Setelah dua minggu menanti, akhirnya aku putuskan onani. Aku tahu ini sebuah keputusan tidak sehat dan mungkin juga jahat. Karena aku lelaki yang memiliki standar-standar cukup bermartabat untuk berbahagia. Tapi hari itu, tubuhku sudah hampir meledak. Aorta, Otot, urat dan organku mendadak telah menjadi 1000 tombol dinamit yang hanya dapat dijinakan olehmu. Desah dan bayangan tubuh telanjangmu terus merensek ke otak, menerabas akal sehat yang paling bijak. Kamu tahu? Aku menangis menahannya, menahan rasa yang akan segera meledak, karena terlalu menginginkanmu ada, melampaui sebuah perasaan rindu. Hari itu aku telah terjungkal pada perasaan menyesal luar biasa. Remuk pada sebuah sudut yang disebut manusia.
26
Seperti sudah bisa diperkirakan, tak satu pun kabar kuterima darimu hari itu. Aku memang masih menanti, dengan gugup dan dada berdegup, seperti selalu. Tapi kini telah kubunuh sisa harapan dan juga rindu. 10 SMS yang kukirim kepadamu sore itu, hampir pasti cuma sebuah tindakan bodoh. Karena sesungguhnya tak ada lagi yang dapat kuharapkan, karena toch akhirnya semua pesan yang kukirim hanya akan menabrak waktu.
27
Aku pernah menunggu, memahat janji pada waktu, melawan jiwa paling purba yang merindu
Aku pernah menunggu, membayangkan engkau akan muncul dari tikungan itu
Menghadirkan silhuet senja, memanjang yang paling sendu
Aku pernah menunggu, mengira cinta seindah kupu-kupu,
Untuk apa lagi aku menunggu?
Jika Janji tak lebih dari sepotong keju
Aku pergi memanjat awan,
Kutinggalkan tanah, dan juga hukum waktu
28
Jakarta hujan. Aku masih tergolek di katil hotel, lunglai sehabis dihajar mimpi buruk. Perasaanku semakin kelam, antara rindu dan juga keinginan keras untuk melupakanmu.

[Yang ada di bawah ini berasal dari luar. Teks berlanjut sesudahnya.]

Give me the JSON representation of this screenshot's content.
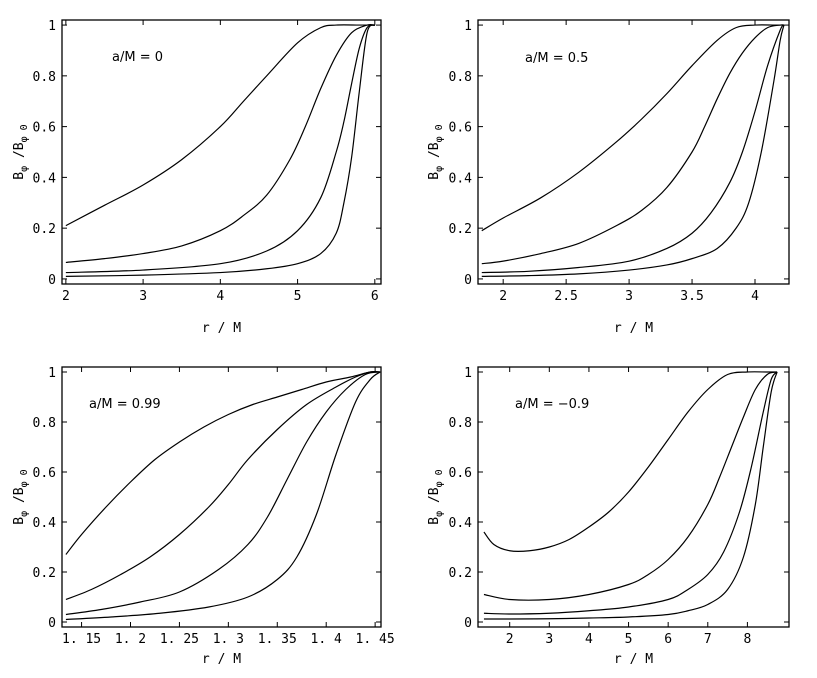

Aku mengira, selama ini engkau dapat merasa betapa tersiksanya aku merindukanmu. Menderita karena kita terpisah jauh. Aku menyangka engkau juga rasakan, betapa setiap malam aku terjaga, dan terlelap lagi setelah mengingat matamu yang teduh.
Jakarta masih hujan. Engkau menelpon dari seberang. Memberi tahu kapan akan pulang, mirip penyiar radio yang memberi pengumuman pada pemirsa. Aku tercekat. Apakah itu engkau atau seorang yang lain? Aku matikan HP. Ternyata sebuah penantian bagimu bukan hal yang berharga. Pergulatanku dalam tiap jengkal waktu dengan nyeri rindu bukanlah apa-apa. Tak sepetong kata maaf pun terucap.
Baiklah. Aku yang telah keliru. Mengira mata hari yang kulihat adalah matahari yang satu, yang juga menyinarimu. Aku telah salah, karena mengira kita bernafas pada udara yang sama. Mengira rindu yang kurasa adalah rindu yang juga bersarang di dadamu. Aku sedar sekarang telah tertipu, karena menyangka api cinta yang menyala di dadaku adalah nyala api cinta yang sama membakarmu.
Jakarta masih hujan. Masih akan hujan, walau pun demikian tidak akan pernah bisa mencuci seluruh lukaku. Aku hapus semua SMS gombal lapar yang engkau kirim kepadaku. Ku-delete seluruh puisi cinta taik kucingmu yang pernah memabukanku.
Aku tenggak lagi seloki wiski. Aku berharap alkohol bisa menghilangkan seluruh perasaan sakit. Sementara di luar sana, hujan berpedar-pedar putih memarut Jakarta, memarut hatiku yang luka, yang perihnya telah melampaui sebuah rasa sakit.